Understanding how to improve experience is rooted in an understanding of what it’s like to do business with your company. For many organizations, the gap between company perception and customers’ reality is more like a massive chasm. Not long ago, Bain & Company conducted a research study that exposes the size of the gap; of several hundred companies surveyed, 80% described the experience they deliver to their customers as “superior.” Yet only 8% of their customers agreed. So how do we learn what makes these satisfied customer loyal?
Measuring Customer Experience and the Drivers of Loyalty
While many organizations recognize the importance of improving customer experience, not many have the tools or data to track it, much less improve it. Customer satisfaction surveys may tell you where you stand today, but at any point many of these satisfied customers are only a short step away from leaving.
So how can companies measure and improve customer experience? It starts by understanding each individual interaction or “touchpoint” that influences customer satisfaction.
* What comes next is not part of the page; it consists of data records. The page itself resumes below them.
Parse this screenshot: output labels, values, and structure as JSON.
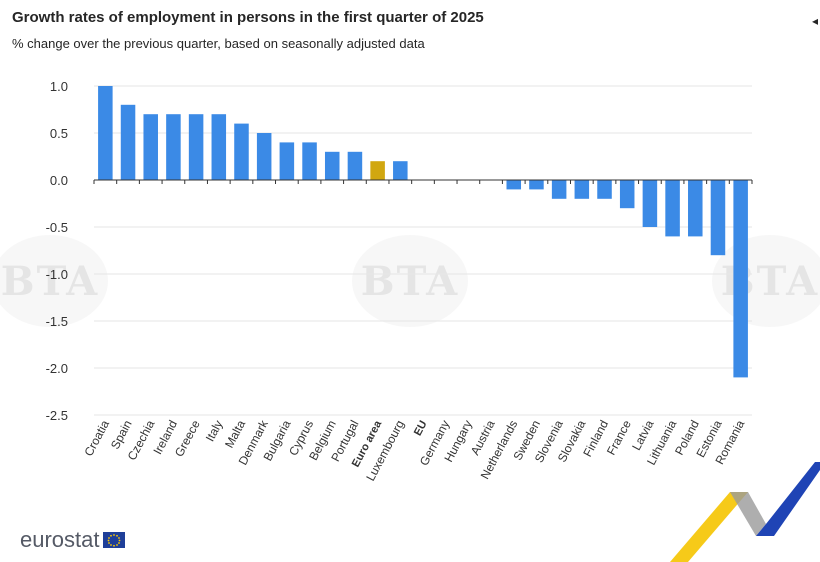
{
  "header": {
    "title": "Growth rates of employment in persons in the first quarter of 2025",
    "subtitle": "% change over the previous quarter, based on seasonally adjusted data"
  },
  "logo": {
    "text": "eurostat"
  },
  "watermark": {
    "text": "BTA"
  },
  "icons": {
    "share": "share-icon",
    "flag": "eu-flag-icon"
  },
  "colors": {
    "bar": "#3b8ae6",
    "highlight": "#d1a710",
    "grid": "#e6e6e6",
    "axis": "#333333",
    "flag": "#1f3f99",
    "star": "#ffcc00"
  },
  "chart_data": {
    "type": "bar",
    "title": "Growth rates of employment in persons in the first quarter of 2025",
    "subtitle": "% change over the previous quarter, based on seasonally adjusted data",
    "categories": [
      "Croatia",
      "Spain",
      "Czechia",
      "Ireland",
      "Greece",
      "Italy",
      "Malta",
      "Denmark",
      "Bulgaria",
      "Cyprus",
      "Belgium",
      "Portugal",
      "Euro area",
      "Luxembourg",
      "EU",
      "Germany",
      "Hungary",
      "Austria",
      "Netherlands",
      "Sweden",
      "Slovenia",
      "Slovakia",
      "Finland",
      "France",
      "Latvia",
      "Lithuania",
      "Poland",
      "Estonia",
      "Romania"
    ],
    "values": [
      1.0,
      0.8,
      0.7,
      0.7,
      0.7,
      0.7,
      0.6,
      0.5,
      0.4,
      0.4,
      0.3,
      0.3,
      0.2,
      0.2,
      0.0,
      0.0,
      0.0,
      0.0,
      -0.1,
      -0.1,
      -0.2,
      -0.2,
      -0.2,
      -0.3,
      -0.5,
      -0.6,
      -0.6,
      -0.8,
      -2.1
    ],
    "highlighted": [
      "Euro area"
    ],
    "bold_categories": [
      "Euro area",
      "EU"
    ],
    "yticks": [
      "1.0",
      "0.5",
      "0.0",
      "-0.5",
      "-1.0",
      "-1.5",
      "-2.0",
      "-2.5"
    ],
    "ylim": [
      -2.5,
      1.0
    ],
    "xlabel": "",
    "ylabel": "",
    "grid": true,
    "legend": "none"
  }
}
Whether human (such as sales staff or a call center) interactive (web sites, email) or static (including radio ads or sales collateral) each touchpoint is an opportunity to improve customer experience. At the same time, a single poor touchpoint can mean a bad experience – and drive customers away.
Customer experience research that measures customer touchpoints is key. Through this process, you’ll learn what your customers think about doing business with your company, build a foundation for stronger customer experience, and take the first step towards a corporate culture that will help you identify and close “gaps” between actual and perceived performance on an ongoing basis. Customer experience research can help boost loyalty and drive desired behaviors by helping your organization answer these questions:
1. Once we win a customer, how does the experience we deliver match up to what our customers expect from us? Where do gaps exist, and how big are they?
2. Are we under-investing in areas that are important to our customers? Or overly investing in areas that don’t matter? How can we reallocate our resources to be more effective?
3. Where can we focus customer experience efforts to boost loyalty with our most profitable customers? Which “dials” can we turn to boost loyalty with our best customers? The job of measuring and improving customer touchpoints is getting at this critical information from the “outside in.” What do your customers think? And why? As a result, companies can acquire more accurate and more actionable data, seeing where and how insights into customer opinion, experience, wants and needs can be leveraged to boost loyalty, improve overall marketing, sales and service effectiveness and strengthen brand.
Better Experiences Create More Loyal Customers
In short, satisfaction surveys give your company lots of data about your customer. But they cannot effectively capture what your customers think about you. By measuring customer experience from the customer perspective, your organization will enjoy a clear understanding of where customers actually stand in their relationship with you, where you may be in danger of losing them – and why.
Through this understanding, and a culture that encourages taking positive actions as a result, you’ll be in a position to build real value, improving retention and cross-sell while building relationships that will reward you for years to come. After all, in a world where nearly 90% of customers will walk out your door (whether virtual or physical) after a single poor experience, the cost of focusing research efforts on satisfaction alone may well be your survival.